Deane Barker has a knack for getting at the heart of interesting problems. Here, in the space of a single tweet, he gets at the fundamental nature of content and taxonomy.
So, I used this an example earlier, but let me just ask this directly: should categories or taxonomy nodes be full-blown content objects, just like the content they organize? Should a category assignment just be a link between two content objects then?
— Deane Barker (@deane_barker) July 2, 2019
At bottom, this is a CMS question: How do you decide whether a particular set of things counts as a set of categories (a taxonomy) or as a distinct content type? It’s a question that vexes content strategists regularly.

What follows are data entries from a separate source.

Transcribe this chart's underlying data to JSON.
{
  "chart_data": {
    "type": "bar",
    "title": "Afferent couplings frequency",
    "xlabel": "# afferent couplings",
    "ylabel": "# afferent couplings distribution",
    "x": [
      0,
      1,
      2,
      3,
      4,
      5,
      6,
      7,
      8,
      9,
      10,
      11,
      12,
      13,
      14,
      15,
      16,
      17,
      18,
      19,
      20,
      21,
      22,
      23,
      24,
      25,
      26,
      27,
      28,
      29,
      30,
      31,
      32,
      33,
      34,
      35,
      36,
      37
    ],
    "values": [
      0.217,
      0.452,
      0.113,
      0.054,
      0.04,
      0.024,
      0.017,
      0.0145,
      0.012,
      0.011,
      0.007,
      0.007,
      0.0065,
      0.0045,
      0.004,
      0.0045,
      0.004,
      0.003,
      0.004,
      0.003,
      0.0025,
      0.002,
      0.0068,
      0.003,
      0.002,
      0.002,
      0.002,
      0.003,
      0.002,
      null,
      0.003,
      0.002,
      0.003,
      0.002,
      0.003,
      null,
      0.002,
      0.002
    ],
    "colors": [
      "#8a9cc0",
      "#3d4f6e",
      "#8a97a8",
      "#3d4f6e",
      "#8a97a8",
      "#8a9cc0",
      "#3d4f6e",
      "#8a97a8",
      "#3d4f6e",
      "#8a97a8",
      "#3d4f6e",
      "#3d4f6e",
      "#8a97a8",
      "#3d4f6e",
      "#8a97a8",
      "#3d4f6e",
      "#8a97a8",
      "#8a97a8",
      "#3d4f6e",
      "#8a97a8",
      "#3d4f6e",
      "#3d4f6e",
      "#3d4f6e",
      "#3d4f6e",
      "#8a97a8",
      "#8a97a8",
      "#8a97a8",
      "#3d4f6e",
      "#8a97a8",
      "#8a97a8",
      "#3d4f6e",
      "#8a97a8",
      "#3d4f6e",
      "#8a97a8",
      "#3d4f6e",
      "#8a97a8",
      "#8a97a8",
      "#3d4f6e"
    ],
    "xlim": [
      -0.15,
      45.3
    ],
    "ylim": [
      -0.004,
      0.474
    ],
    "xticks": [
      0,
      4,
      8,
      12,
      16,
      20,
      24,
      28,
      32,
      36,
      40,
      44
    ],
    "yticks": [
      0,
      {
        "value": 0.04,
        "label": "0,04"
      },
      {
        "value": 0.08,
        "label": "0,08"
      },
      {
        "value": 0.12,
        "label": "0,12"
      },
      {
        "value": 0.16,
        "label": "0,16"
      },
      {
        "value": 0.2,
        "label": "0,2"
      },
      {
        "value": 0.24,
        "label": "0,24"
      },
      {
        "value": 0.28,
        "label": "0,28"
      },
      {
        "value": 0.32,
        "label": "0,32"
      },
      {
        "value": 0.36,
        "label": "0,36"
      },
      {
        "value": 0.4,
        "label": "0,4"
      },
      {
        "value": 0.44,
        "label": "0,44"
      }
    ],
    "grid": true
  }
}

Here’s where we get to the conflation part.
Content is like a work of art. (Yes, I know this analogy may make authors even more precious about what they do. But bear with me.) A piece of content is like a painting—it’s a single, discrete thing that makes a particular point.
Taxonomy, on the other hand, is a work of curation. It’s the connective tissue that binds particular pieces of work into specific exhibits. Sometimes those taxonomies can be quite general (e.g., a gallery map that shows that French impressionists are in rooms 345–349 on the 6th floor). Other times, the taxonomy can be very specific (e.g., a sign explaining that the sketch you are seeing is the 4th draft of Hopper’s sketch for Nighthawks).
That work is likely to take on several different forms. Some of it will be editorial, building bespoke mixes by hand. Some of it will be via API design, writing rules or creating taxonomies for combining modules into longer collections. In the coming years, some of it may be designing the machines that go on to learn user preferences.